I can run the same compiler (or assembler) with the same options on the same source code 100 times, and I will get bit-for-bit identical output 100 times (well, aside from the compiler/linker inserting time/date stamps into metadata). Most people will not need to care about judging the output of the compiler. Only rarely will the compiler or assembler do something incorrect, which will require someone with specialized skills to debug and fix.

If I give the same LLM the same prompt 100 times, I will get 100 different programs written. Some of them will not work at all. Some of them will work, but will have major bugs or performance issues. Some of them will work well, but have subtle issues or edge cases that aren't handled properly. A few of them will work perfectly, or at least adequately enough for the task at hand.

Every single time you give the LLM instructions to do something, you need someone qualified and capable of reviewing the output to make sure it works properly. And while I would say you need someone reviewing the source code, even if you're just vibe-coding, you still need someone to test the program and make sure it works, and even that requires some specialized skill.

Maybe LLMs (or their next-gen replacements) will eventually become good enough that you'll get the same output every time for those 100 prompts, or at least close enough and functional enough for it not to matter. But we're not there yet, and I think that's a big huge "maybe". In the meantime, skill atrophy among programmers is a real, reported phenomenon with the current crop of LLMs. That is worrying.

Those with high agency may have even greater agency, but I can also see the inverse effect.

The world average is 25% work on farms. In 24 countries the percentage is greater than 50%.

It's still over 43% in India, 20% in China, 2.5% in lots of Europe.

They'll do some other engineering like thing...

Maybe like work in space tourism industry to Earth-Moon 5 Lagrange points.

But your last sentence is talking about something completely different: the current reality, which most of the tech CEOs and AI boosters refuse to engage with.

For those of us in the fact-based world, the idea that AI will replace most human jobs is still just a talking point. It's a future possibility (not a future certainty).

But it's enough of a possibility that we need to be talking about it, and not just airily dismissing the concern as something that will obviously work itself out without any real problem.

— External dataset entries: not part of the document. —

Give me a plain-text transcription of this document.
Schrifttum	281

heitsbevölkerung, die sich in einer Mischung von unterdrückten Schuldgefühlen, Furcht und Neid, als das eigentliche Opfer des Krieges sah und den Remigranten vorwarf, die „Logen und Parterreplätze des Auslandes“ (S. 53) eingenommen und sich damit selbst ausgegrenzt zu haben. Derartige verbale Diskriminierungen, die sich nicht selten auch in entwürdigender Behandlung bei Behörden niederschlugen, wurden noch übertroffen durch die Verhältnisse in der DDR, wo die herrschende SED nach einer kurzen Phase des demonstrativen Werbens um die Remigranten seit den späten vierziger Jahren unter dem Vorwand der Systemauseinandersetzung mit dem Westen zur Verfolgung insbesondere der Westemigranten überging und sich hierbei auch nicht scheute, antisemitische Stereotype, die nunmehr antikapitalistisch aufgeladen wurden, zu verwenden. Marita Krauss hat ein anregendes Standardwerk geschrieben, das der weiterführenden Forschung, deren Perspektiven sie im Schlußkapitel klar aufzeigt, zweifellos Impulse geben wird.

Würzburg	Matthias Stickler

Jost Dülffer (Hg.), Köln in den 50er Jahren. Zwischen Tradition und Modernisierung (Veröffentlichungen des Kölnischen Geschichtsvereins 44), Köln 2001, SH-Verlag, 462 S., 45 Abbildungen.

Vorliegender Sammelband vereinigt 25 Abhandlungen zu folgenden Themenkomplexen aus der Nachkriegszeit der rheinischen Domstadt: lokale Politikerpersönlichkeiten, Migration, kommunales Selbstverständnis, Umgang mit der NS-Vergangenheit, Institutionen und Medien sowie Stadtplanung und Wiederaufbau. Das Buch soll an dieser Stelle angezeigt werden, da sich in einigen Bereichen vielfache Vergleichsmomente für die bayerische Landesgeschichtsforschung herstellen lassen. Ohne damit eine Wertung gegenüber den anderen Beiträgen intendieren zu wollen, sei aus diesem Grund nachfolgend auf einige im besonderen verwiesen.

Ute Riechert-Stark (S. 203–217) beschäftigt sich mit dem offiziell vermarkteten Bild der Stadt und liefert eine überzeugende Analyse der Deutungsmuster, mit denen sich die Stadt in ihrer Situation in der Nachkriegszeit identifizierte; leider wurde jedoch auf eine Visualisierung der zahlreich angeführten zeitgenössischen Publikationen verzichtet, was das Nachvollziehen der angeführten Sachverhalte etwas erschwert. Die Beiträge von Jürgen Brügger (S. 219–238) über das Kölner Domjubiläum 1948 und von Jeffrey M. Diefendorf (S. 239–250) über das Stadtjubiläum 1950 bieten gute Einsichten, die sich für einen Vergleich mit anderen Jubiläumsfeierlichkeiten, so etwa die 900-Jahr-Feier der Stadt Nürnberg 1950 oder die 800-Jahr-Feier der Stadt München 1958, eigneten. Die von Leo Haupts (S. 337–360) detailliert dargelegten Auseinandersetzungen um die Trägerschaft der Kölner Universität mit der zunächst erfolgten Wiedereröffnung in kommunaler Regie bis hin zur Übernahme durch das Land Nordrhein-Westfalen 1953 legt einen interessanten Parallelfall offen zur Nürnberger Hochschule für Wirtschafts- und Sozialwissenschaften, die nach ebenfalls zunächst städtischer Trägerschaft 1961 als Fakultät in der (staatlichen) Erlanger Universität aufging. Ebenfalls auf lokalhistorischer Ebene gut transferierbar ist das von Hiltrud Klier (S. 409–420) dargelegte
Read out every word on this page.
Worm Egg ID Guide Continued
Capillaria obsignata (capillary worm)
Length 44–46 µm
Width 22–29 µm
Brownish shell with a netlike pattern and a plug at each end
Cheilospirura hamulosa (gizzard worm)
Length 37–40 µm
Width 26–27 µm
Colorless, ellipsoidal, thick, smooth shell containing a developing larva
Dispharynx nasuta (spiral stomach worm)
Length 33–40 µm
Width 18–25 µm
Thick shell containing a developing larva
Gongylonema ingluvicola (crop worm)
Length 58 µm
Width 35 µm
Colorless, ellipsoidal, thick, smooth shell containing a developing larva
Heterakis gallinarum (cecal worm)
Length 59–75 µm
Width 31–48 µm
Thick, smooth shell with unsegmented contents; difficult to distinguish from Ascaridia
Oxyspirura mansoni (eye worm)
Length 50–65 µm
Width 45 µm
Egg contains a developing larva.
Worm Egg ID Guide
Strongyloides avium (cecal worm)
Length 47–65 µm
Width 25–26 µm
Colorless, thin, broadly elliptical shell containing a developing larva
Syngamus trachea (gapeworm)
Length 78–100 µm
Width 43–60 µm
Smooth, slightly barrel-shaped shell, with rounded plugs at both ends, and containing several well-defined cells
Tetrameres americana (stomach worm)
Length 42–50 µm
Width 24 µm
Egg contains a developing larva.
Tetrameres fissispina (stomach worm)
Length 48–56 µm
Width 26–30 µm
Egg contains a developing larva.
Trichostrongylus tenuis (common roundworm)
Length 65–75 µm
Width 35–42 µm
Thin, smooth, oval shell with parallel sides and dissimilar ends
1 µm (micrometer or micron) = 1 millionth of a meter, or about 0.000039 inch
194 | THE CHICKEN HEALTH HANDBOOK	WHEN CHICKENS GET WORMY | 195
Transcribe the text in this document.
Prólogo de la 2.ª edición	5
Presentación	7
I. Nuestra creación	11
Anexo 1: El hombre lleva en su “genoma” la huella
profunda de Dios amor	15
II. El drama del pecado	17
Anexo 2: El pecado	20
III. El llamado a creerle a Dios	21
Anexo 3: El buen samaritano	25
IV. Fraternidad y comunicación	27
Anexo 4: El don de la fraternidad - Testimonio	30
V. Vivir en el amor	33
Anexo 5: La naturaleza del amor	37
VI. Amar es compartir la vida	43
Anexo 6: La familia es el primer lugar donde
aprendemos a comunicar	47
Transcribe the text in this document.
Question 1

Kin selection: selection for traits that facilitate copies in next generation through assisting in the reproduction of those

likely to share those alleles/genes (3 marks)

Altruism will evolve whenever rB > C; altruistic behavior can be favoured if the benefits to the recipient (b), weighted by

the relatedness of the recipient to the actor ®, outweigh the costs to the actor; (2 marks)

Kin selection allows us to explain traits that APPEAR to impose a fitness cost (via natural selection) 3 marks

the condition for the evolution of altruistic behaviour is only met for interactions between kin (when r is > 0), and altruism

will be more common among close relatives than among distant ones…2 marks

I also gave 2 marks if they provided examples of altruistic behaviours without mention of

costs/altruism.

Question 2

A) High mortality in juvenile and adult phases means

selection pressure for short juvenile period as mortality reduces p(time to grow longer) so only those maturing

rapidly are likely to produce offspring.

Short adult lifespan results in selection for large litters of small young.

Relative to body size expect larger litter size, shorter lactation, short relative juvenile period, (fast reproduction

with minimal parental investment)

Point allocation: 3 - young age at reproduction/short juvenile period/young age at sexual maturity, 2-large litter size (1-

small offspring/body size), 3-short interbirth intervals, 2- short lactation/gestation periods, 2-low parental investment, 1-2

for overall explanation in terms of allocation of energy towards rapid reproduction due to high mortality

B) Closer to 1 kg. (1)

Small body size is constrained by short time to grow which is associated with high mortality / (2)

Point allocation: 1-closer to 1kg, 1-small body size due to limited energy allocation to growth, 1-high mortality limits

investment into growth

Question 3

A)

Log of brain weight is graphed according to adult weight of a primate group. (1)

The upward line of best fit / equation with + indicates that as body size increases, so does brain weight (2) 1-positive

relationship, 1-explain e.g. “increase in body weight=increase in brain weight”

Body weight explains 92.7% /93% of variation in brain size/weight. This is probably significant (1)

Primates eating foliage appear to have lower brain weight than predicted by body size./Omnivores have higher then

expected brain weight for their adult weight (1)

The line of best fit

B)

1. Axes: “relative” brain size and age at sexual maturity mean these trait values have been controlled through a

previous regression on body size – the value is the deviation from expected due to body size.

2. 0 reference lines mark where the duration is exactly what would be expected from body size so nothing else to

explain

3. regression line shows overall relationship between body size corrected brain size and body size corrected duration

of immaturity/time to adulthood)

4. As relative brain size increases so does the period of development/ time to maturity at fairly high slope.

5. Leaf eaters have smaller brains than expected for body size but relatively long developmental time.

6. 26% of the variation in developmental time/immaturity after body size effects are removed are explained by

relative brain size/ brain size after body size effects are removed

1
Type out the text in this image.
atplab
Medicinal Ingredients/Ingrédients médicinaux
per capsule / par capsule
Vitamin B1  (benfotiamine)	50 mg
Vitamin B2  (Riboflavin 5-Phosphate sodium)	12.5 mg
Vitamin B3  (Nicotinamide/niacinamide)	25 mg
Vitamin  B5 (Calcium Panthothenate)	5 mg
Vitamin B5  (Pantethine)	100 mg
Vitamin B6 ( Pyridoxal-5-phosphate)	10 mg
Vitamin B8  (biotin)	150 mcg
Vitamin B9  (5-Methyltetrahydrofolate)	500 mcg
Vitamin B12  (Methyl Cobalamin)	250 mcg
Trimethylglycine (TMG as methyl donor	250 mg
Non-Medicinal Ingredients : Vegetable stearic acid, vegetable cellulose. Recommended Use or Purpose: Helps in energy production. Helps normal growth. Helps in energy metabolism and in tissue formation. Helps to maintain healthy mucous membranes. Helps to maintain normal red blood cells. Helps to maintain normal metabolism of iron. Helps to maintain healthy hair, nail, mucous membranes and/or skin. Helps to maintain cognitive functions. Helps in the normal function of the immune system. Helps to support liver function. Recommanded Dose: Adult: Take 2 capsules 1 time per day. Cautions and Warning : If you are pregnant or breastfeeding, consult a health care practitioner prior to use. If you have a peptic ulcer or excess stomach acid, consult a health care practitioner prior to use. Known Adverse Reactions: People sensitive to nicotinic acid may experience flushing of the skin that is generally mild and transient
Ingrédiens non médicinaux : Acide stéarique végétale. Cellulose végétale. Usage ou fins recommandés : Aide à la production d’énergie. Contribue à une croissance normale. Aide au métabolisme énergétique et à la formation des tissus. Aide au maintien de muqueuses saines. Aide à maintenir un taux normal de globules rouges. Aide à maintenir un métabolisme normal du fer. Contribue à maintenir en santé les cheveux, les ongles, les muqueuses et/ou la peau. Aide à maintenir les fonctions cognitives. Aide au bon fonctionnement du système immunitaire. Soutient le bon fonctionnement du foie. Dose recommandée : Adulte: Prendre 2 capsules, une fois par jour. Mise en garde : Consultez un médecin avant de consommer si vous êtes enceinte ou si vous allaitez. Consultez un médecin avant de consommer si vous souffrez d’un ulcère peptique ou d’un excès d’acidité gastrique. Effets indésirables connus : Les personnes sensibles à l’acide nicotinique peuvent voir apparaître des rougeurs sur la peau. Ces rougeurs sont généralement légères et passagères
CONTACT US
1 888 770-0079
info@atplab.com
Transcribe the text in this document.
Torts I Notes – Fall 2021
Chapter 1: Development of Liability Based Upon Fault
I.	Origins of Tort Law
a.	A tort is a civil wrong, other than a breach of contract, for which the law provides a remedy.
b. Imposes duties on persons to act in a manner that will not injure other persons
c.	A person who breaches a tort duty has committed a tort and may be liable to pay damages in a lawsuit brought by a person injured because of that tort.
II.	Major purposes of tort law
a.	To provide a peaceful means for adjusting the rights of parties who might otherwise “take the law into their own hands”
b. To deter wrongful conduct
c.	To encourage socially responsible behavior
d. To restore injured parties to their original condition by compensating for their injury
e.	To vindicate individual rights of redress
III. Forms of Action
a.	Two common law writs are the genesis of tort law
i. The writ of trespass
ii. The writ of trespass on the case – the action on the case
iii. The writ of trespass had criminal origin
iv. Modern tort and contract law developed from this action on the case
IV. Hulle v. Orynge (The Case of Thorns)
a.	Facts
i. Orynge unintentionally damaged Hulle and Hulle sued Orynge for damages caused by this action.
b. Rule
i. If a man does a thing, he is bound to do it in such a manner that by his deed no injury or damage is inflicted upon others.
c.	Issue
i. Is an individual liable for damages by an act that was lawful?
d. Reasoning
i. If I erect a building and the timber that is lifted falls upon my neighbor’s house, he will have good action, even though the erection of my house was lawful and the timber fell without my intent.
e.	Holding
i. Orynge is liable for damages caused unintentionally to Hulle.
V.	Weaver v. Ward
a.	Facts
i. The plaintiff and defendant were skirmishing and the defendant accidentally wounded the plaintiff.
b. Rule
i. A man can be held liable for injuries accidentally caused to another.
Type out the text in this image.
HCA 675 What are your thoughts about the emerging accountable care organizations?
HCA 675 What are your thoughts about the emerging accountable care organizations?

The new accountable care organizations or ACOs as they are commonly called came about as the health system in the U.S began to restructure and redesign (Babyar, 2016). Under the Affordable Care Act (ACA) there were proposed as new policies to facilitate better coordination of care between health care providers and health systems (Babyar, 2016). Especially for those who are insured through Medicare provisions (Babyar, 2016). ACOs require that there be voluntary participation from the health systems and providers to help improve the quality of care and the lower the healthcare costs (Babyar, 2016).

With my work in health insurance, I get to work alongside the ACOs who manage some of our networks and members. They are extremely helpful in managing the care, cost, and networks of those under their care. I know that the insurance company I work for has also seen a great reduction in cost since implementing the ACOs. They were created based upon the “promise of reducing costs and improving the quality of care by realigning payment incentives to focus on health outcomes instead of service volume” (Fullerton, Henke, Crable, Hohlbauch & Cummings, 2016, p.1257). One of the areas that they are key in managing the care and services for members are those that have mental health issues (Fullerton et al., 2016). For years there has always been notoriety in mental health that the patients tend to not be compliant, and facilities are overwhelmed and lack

Even if 99% of the current programmers go the way of 99% of people who were farming in 1750, you have to remember that a huge percentage of the farmers who were made redundant by industrialization and modern farming methods fell into destitution; many died penniless. That's not something that seems either wise or compassionate to just handwave away!

> many died penniless.

99% of people died penniless in those times...

That's...really not true.

Farmers prior to this time, in particular, would have passed their lands on to their children, and that would have been a vital source of livelihood for them.

In every agricultural->industrial transition I’m aware of, the kids are desperate to get out of farming and into the higher paying, less arduous industrial jobs.

Sure?

I'm not sure how that's related, though.

Inheriting that farm from Dad was not “vital” to their livelihoods.